Even though there is always at least one larger queen on each season they are often among the first to be sent home and (at least from the seasons I’ve watched so far) a larger queen has never won. Contestants regularly make comments about each others (and their own) weight and size. There is clearly a huge amount of pressure to conform to an ideal.

The thing that highlighted the eating disorder aspect to me the most is the “lunch” with Ru that the contestants participate in toward the end of the each season. I put lunch in quotation marks because this so-called meal consists of a plate of tic tacs which contestants inevitably make jokes about being far too much food. Like, “oh, I couldn’t possibly!” Or “but I’m watching my figure! Ha ha ha.” I have never actually seen Ru, or any of the contestants, eat even a single tic tac. Generally, this is the only food featured in the show (although there was one challenge in which participants had to design their outfits based on cakes. Naturally, there was an observation made by Ru about the amount of cake gone from one of the larger queen’s cakes and an overwrought admission by a very thin queen to having eaten a slice of their cake). To me, this only serves to glorify eating disorders and disordered eating. Look at us, we’re so virtuous. We never eat. Not even a damn tic tac for lunch.
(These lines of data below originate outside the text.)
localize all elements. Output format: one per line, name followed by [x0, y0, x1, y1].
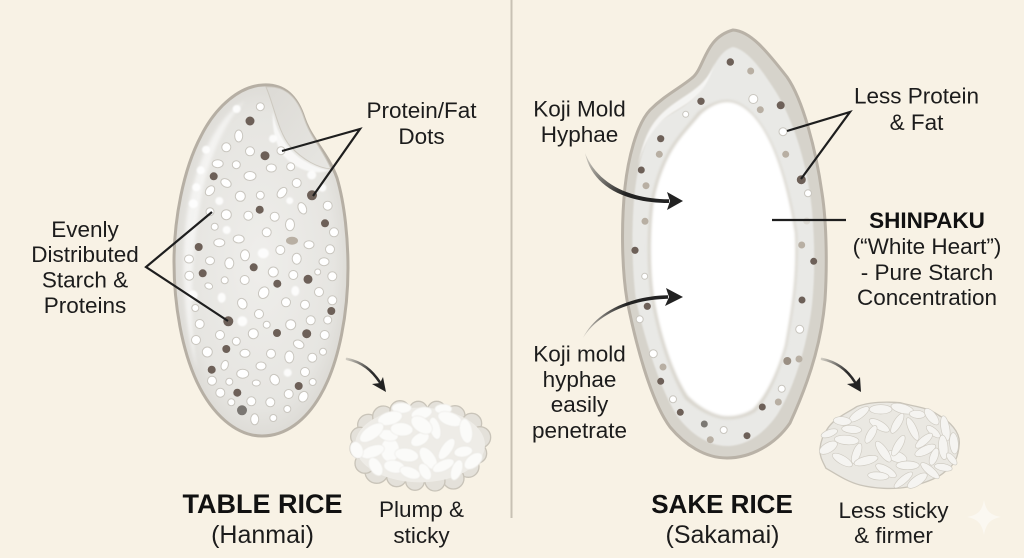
soft white granules: [188, 105, 326, 377]
label: shinpaku: Concentration: [857, 285, 997, 310]
pile grains: [348, 403, 486, 482]
label: evenly distributed: Evenly: [51, 217, 120, 242]
label: shinpaku: SHINPAKU: [869, 208, 985, 233]
label: evenly distributed: Distributed: [31, 242, 139, 267]
label: koji mold hyphae: Koji Mold: [533, 96, 626, 122]
inner layer: [632, 47, 814, 446]
shinpaku white heart: [651, 102, 795, 416]
folded tip: [266, 87, 331, 169]
caption: less sticky and firmer: & firmer: [854, 523, 933, 548]
label: koji mold penetrate: hyphae: [543, 367, 616, 392]
fold highlight: [273, 112, 331, 172]
label: evenly distributed: Starch &: [42, 268, 128, 292]
outer grain: [623, 30, 826, 458]
table rice grain: [174, 85, 348, 436]
label: koji mold hyphae: Hyphae: [541, 122, 618, 147]
protein and fat dots: [195, 116, 335, 415]
shinpaku halo: [648, 100, 797, 419]
starch granules: [184, 103, 338, 425]
pile fill: [355, 408, 485, 482]
grain body: [174, 85, 348, 436]
label: evenly distributed: Proteins: [44, 293, 126, 318]
caption: less sticky and firmer: Less sticky: [838, 498, 949, 523]
protein dots in outer layer: [631, 58, 817, 443]
arrow: sake rice to cooked: [822, 359, 861, 392]
heading: table rice: (Hanmai): [211, 521, 314, 549]
arrow: koji mold hyphae: [585, 153, 683, 210]
arrow: table rice to cooked: [347, 359, 386, 392]
sake rice grain: [623, 30, 826, 458]
label: shinpaku: - Pure Starch: [861, 260, 993, 285]
caption: plump and sticky: Plump &: [379, 497, 464, 522]
leader lines: protein/fat dots: [282, 129, 360, 196]
leader lines: evenly distributed: [146, 212, 228, 321]
pile lobes: [350, 401, 491, 491]
label: koji mold penetrate: easily: [551, 392, 609, 417]
grain highlight: [184, 101, 245, 370]
heading: table rice: TABLE RICE: [182, 489, 342, 519]
leader lines: less protein and fat: [787, 112, 850, 179]
leader line: shinpaku: [772, 219, 846, 221]
label: protein/fat dots: Dots: [398, 124, 445, 149]
left rim highlight: [638, 62, 715, 165]
label: shinpaku: (“White Heart”): [853, 234, 1001, 259]
arrow: koji mold penetrate: [583, 288, 683, 338]
label: less protein and fat: Less Protein: [854, 84, 979, 108]
pile base: [820, 402, 959, 488]
heading: sake rice: SAKE RICE: [651, 489, 793, 519]
icon: sparkle: [967, 500, 1001, 535]
heading: sake rice: (Sakamai): [666, 521, 779, 549]
label: koji mold penetrate: penetrate: [532, 418, 627, 443]
rice pile: table rice: [348, 401, 491, 491]
caption: plump and sticky: sticky: [393, 523, 450, 548]
pile grains: [817, 401, 959, 491]
label: less protein and fat: & Fat: [890, 110, 944, 135]
center divider: [510, 0, 512, 518]
label: koji mold penetrate: Koji mold: [533, 342, 626, 366]
label: protein/fat dots: Protein/Fat: [366, 98, 477, 123]
rice pile: sake rice: [817, 401, 959, 491]
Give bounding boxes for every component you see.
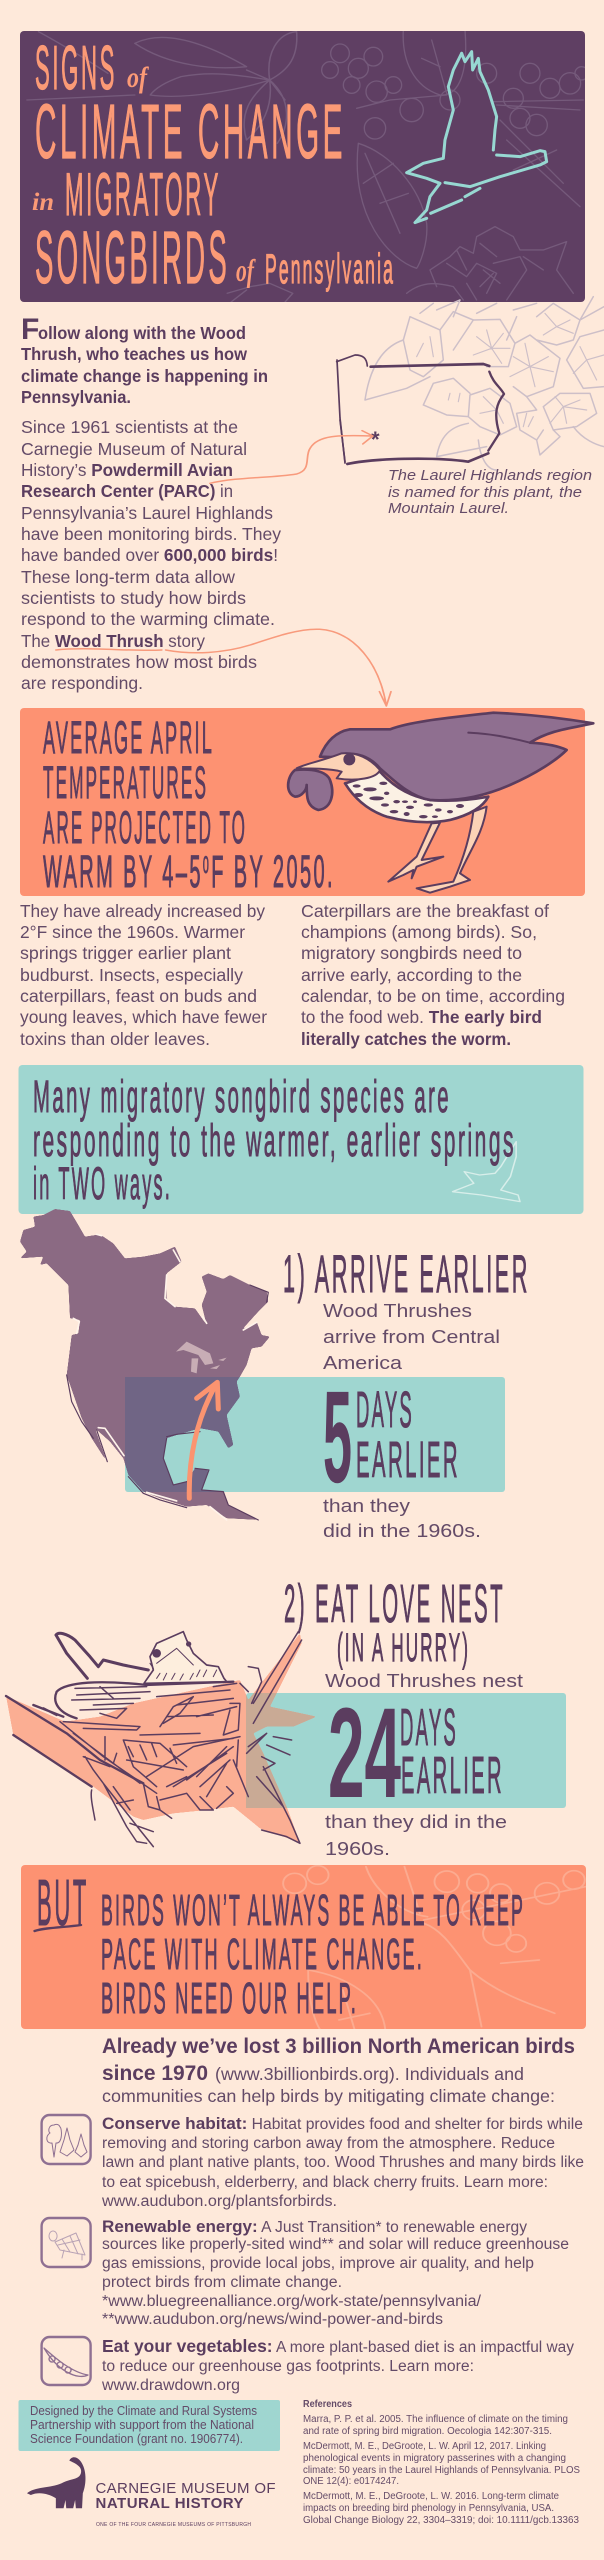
text block: warming right column: arrive early, according to the bbox=[301, 965, 522, 985]
text block: warming right column: literally catches the worm. bbox=[301, 1029, 511, 1049]
caption: Laurel Highlands: The Laurel Highlands region bbox=[388, 468, 592, 484]
caption: Laurel Highlands: is named for this plant, the bbox=[388, 485, 582, 501]
text block: references: McDermott, M. E., DeGroote, L. W. 2016. Long-term climate bbox=[303, 2491, 559, 2502]
text: credits: Designed by the Climate and Rural Systems bbox=[30, 2403, 257, 2418]
text block: conserve habitat: removing and storing carbon away from the atmosphere. Reduce bbox=[102, 2135, 555, 2152]
text block: than they did: than they did in the bbox=[325, 1811, 507, 1832]
text block: warming left column bbox=[20, 901, 267, 1049]
text block: introduction: F bbox=[21, 313, 39, 346]
text block: introduction: are responding. bbox=[21, 673, 143, 693]
icon: mountain laurel outline bbox=[365, 297, 604, 470]
text block: introduction: ollow along with the Wood bbox=[38, 323, 246, 343]
text block: arrive from Central America: arrive from Central bbox=[323, 1326, 500, 1347]
map details: Great Lakes and coast highlights bbox=[67, 1234, 268, 1520]
text block: introduction: History’s Powdermill Avian bbox=[21, 460, 233, 480]
icon: pea pod bbox=[42, 2337, 91, 2385]
text block: introduction: Research Center (PARC) in bbox=[21, 481, 233, 501]
text block: warming left column: young leaves, which have fewer bbox=[20, 1007, 267, 1027]
arrow: PARC to map bbox=[210, 431, 373, 483]
text block: warming right column: calendar, to be on time, according bbox=[301, 986, 565, 1006]
panel: birds need our help bbox=[21, 1865, 586, 2029]
text block: than they did: 1960s. bbox=[325, 1838, 390, 1859]
text block: conserve habitat: www.audubon.org/plantsforbirds. bbox=[101, 2193, 337, 2210]
text block: warming left column: budburst. Insects, especially bbox=[20, 965, 243, 985]
icon: solar panel bbox=[42, 2218, 91, 2267]
text block: than they did bbox=[325, 1811, 507, 1859]
logo: Carnegie Museum of Natural History: NATURAL HISTORY bbox=[96, 2495, 244, 2512]
text block: references: climate: 50 years in the Laurel Highlands of Pennsylvania. PLOS bbox=[303, 2465, 580, 2476]
text block: 3 billion birds lost: since 1970 bbox=[102, 2062, 208, 2085]
icon: dinosaur bbox=[27, 2457, 86, 2508]
text: credits: Partnership with support from the National bbox=[30, 2417, 254, 2432]
caption: Laurel Highlands: Mountain Laurel. bbox=[388, 501, 509, 517]
panel: title header bbox=[20, 30, 588, 302]
map: North America base bbox=[20, 1209, 270, 1520]
text block: introduction bbox=[21, 313, 281, 693]
text block: than in the 1960s: did in the 1960s. bbox=[323, 1520, 481, 1541]
panel: two ways bbox=[18, 1065, 584, 1214]
caption: Laurel Highlands bbox=[388, 468, 592, 517]
heading: But bbox=[35, 1866, 89, 1939]
icon: bird on nest bbox=[6, 1632, 302, 1847]
text block: introduction: Carnegie Museum of Natural bbox=[21, 439, 247, 459]
heading: projected warming: TEMPERATURES bbox=[43, 757, 208, 808]
map: North America overlap with box bbox=[125, 1377, 240, 1492]
panel: April temperatures: F BY 2050. bbox=[211, 846, 335, 897]
text block: introduction: scientists to study how birds bbox=[21, 588, 246, 608]
panel: credits bbox=[18, 2400, 280, 2451]
text block: 3 billion birds lost bbox=[102, 2035, 575, 2106]
text block: eat your vegetables: www.drawdown.org bbox=[101, 2377, 240, 2394]
text block: 3 billion birds lost: Already we’ve lost 3 billion North American birds bbox=[102, 2035, 575, 2058]
panel: five days earlier box bbox=[125, 1377, 505, 1492]
text block: references: ONE 12(4): e0174247. bbox=[303, 2476, 399, 2487]
statistic: 24 days earlier: 24 bbox=[328, 1682, 401, 1825]
statistic: 5 days earlier bbox=[323, 1363, 460, 1510]
text block: warming right column: to the food web. The early bird bbox=[301, 1007, 542, 1027]
heading: projected warming: ARE PROJECTED TO bbox=[43, 802, 247, 853]
text block: warming right column: migratory songbirds need to bbox=[301, 943, 522, 963]
title: Signs of Climate Change in Migratory Songbirds of Pennsylvania bbox=[32, 34, 395, 299]
text block: introduction: Thrush, who teaches us how bbox=[21, 344, 247, 364]
title: Signs of Climate Change in Migratory Songbirds of Pennsylvania: of bbox=[127, 61, 149, 94]
map: star and left border bbox=[337, 360, 345, 463]
arrow: northward migration bbox=[189, 1382, 218, 1498]
text block: introduction: have banded over 600,000 birds! bbox=[21, 545, 278, 565]
text block: eat your vegetables bbox=[101, 2336, 574, 2394]
text block: introduction: Since 1961 scientists at the bbox=[21, 417, 238, 437]
icon: nest peach base bbox=[6, 1633, 317, 1843]
logo: Carnegie Museum of Natural History bbox=[27, 2457, 275, 2528]
title: Signs of Climate Change in Migratory Songbirds of Pennsylvania: SONGBIRDS bbox=[35, 216, 230, 299]
text block: introduction: demonstrates how most birds bbox=[21, 652, 257, 672]
decorative plant outlines in header bbox=[27, 30, 588, 302]
statistic: 24 days earlier: DAYS bbox=[400, 1699, 458, 1757]
text block: references: phenological events in migratory passerines with a changing bbox=[303, 2453, 566, 2464]
text block: conserve habitat: lawn and plant native plants, too. Wood Thrushes and many birds like bbox=[102, 2154, 584, 2171]
heading: two ways bbox=[33, 1071, 516, 1209]
text block: arrive from Central America bbox=[323, 1300, 500, 1373]
text block: conserve habitat: to eat spicebush, elderberry, and black cherry fruits. Learn more: bbox=[102, 2174, 548, 2191]
title: Signs of Climate Change in Migratory Songbirds of Pennsylvania: SIGNS bbox=[35, 34, 117, 103]
text block: renewable energy: protect birds from climate change. bbox=[102, 2274, 342, 2291]
panel: twenty-four days box bbox=[246, 1693, 566, 1808]
heading: eat love nest bbox=[284, 1574, 505, 1670]
title: Signs of Climate Change in Migratory Songbirds of Pennsylvania: in bbox=[32, 189, 54, 216]
statistic: 5 days earlier: 5 bbox=[323, 1363, 352, 1510]
heading: birds can't keep pace bbox=[101, 1886, 525, 2023]
text block: introduction: Pennsylvania’s Laurel Highlands bbox=[21, 503, 273, 523]
heading: projected warming: 0 bbox=[203, 852, 211, 879]
icon: map star: * bbox=[371, 427, 380, 452]
text: credits: Science Foundation (grant no. 1906774). bbox=[30, 2431, 243, 2446]
text block: eat your vegetables: Eat your vegetables: A more plant-based diet is an impactful way bbox=[102, 2336, 574, 2356]
text block: references: and rate of spring bird migration. Oecologia 142:307-315. bbox=[303, 2426, 552, 2437]
text block: conserve habitat bbox=[101, 2114, 584, 2210]
panel: title header: Pennsylvania bbox=[265, 245, 395, 292]
map: Pennsylvania outline with Laurel Highlands star bbox=[337, 355, 504, 464]
text block: than in the 1960s bbox=[323, 1495, 481, 1541]
heading: projected warming: AVERAGE APRIL bbox=[43, 712, 214, 763]
logo: Carnegie Museum of Natural History: ONE OF THE FOUR CARNEGIE MUSEUMS OF PITTSBURGH bbox=[96, 2522, 251, 2528]
heading: projected warming: WARM BY 4–5 bbox=[43, 846, 403, 897]
text block: warming right column: Caterpillars are the breakfast of bbox=[301, 901, 549, 921]
text block: warming right column bbox=[301, 901, 565, 1049]
text block: references: Marra, P. P. et al. 2005. The influence of climate on the timing bbox=[303, 2414, 568, 2425]
text block: introduction: have been monitoring birds. They bbox=[21, 524, 281, 544]
text block: references bbox=[303, 2399, 580, 2526]
heading: projected warming bbox=[43, 712, 335, 897]
icon: flying bird outline bbox=[407, 52, 547, 223]
text block: warming left column: caterpillars, feast on buds and bbox=[20, 986, 257, 1006]
icon: wood thrush eating a caterpillar bbox=[288, 713, 593, 893]
icon: nest overlap with box bbox=[246, 1693, 315, 1808]
text block: renewable energy: gas emissions, provide local jobs, improve air quality, and help bbox=[102, 2255, 534, 2272]
icon: trees bbox=[42, 2115, 91, 2164]
text block: 3 billion birds lost: communities can help birds by mitigating climate change: bbox=[102, 2086, 555, 2106]
panel: birds need our help: BUT bbox=[37, 1866, 89, 1939]
logo: Carnegie Museum of Natural History: CARNEGIE MUSEUM OF bbox=[96, 2480, 276, 2497]
text block: warming left column: toxins than older leaves. bbox=[20, 1029, 210, 1049]
text block: warming left column: 2°F since the 1960s. Warmer bbox=[20, 922, 245, 942]
icon: pale bird outline bbox=[453, 1142, 520, 1202]
panel: April temperatures bbox=[20, 708, 593, 897]
text: credits bbox=[30, 2403, 257, 2446]
text block: introduction: These long-term data allow bbox=[21, 567, 235, 587]
title: Signs of Climate Change in Migratory Songbirds of Pennsylvania: of bbox=[236, 252, 256, 288]
statistic: 5 days earlier: DAYS bbox=[356, 1381, 414, 1438]
text block: references: impacts on breeding bird phenology in Pennsylvania, USA. bbox=[303, 2503, 554, 2514]
text: wood thrushes nest: Wood Thrushes nest bbox=[325, 1670, 523, 1691]
heading: two ways: in TWO ways. bbox=[33, 1158, 172, 1209]
text block: introduction: The Wood Thrush story bbox=[21, 631, 205, 651]
text block: 3 billion birds lost: (www.3billionbirds.org). Individuals and bbox=[215, 2064, 524, 2084]
text block: renewable energy bbox=[102, 2217, 569, 2328]
decorative plant outlines bbox=[283, 1866, 586, 2029]
text block: references: McDermott, M. E., DeGroote, L. W. April 12, 2017. Linking bbox=[303, 2441, 546, 2452]
text block: renewable energy: **www.audubon.org/news/wind-power-and-birds bbox=[102, 2311, 443, 2328]
text block: conserve habitat: Conserve habitat: Habitat provides food and shelter for birds while bbox=[102, 2114, 583, 2133]
title: Signs of Climate Change in Migratory Songbirds of Pennsylvania: MIGRATORY bbox=[65, 161, 221, 228]
text block: renewable energy: *www.bluegreenalliance.org/work-state/pennsylvania/ bbox=[102, 2293, 482, 2310]
text block: arrive from Central America: America bbox=[323, 1352, 403, 1373]
text block: renewable energy: Renewable energy: A Just Transition* to renewable energy bbox=[102, 2217, 527, 2236]
text block: eat your vegetables: to reduce our greenhouse gas footprints. Learn more: bbox=[102, 2358, 474, 2375]
text block: warming right column: champions (among birds). So, bbox=[301, 922, 537, 942]
text block: than in the 1960s: than they bbox=[323, 1495, 411, 1516]
text block: references: References bbox=[303, 2399, 352, 2410]
text block: renewable energy: sources like properly-sited wind** and solar will reduce greenhouse bbox=[102, 2236, 569, 2253]
text block: introduction: climate change is happening in bbox=[21, 366, 268, 386]
text block: introduction: Pennsylvania. bbox=[21, 387, 131, 407]
text block: references: Global Change Biology 22, 3304–3319; doi: 10.1111/gcb.13363 bbox=[303, 2515, 579, 2526]
text block: warming left column: springs trigger earlier plant bbox=[20, 943, 231, 963]
arrow: Wood Thrush to illustration bbox=[56, 629, 391, 706]
text block: warming left column: They have already increased by bbox=[20, 901, 265, 921]
text block: introduction: respond to the warming climate. bbox=[21, 609, 275, 629]
text block: arrive from Central America: Wood Thrushes bbox=[323, 1300, 472, 1321]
Given that a number of contestants have openly spoken about their past (and present) struggles with eating disorders on the show I find it really unsettling that disordered eating is being promoted by the show itself. I hope that future seasons, now that more contestants are openly talking about their personal struggles with eating disorders, will stop with the segments that glorify these illnesses.

We know that eating disorder rates are likely higher among LGBTQ+ populations and I can only assume that they are just as high, if not higher given the immense importance placed on appearance, in the drag community.

Given that it’s Eating Disorder Awareness Week I think it’s important to emphasize that eating disorders are not trivial. They are not something to be made light of nor are they something to aspire to. For instance, did you know that anorexia has the highest mortality rate of all psychiatric disorders? Bulimia can lead to electrolyte imbalances that can also result in death. These disorders take an immense physical and emotional toll on those experiencing them and on their loved ones. Sadly, rates of eating disorders appear to be on the rise.

If you are suffering from an eating disorder know that you are not alone. If you need someone to talk to and you live in Canada you can call the National Eating Disorder Information Centre for free at 1-866-633-4220. In the US you can contact the National Eating Disorder Association helpline (at the time that I’m writing this their phone line is down but you can chat with them online).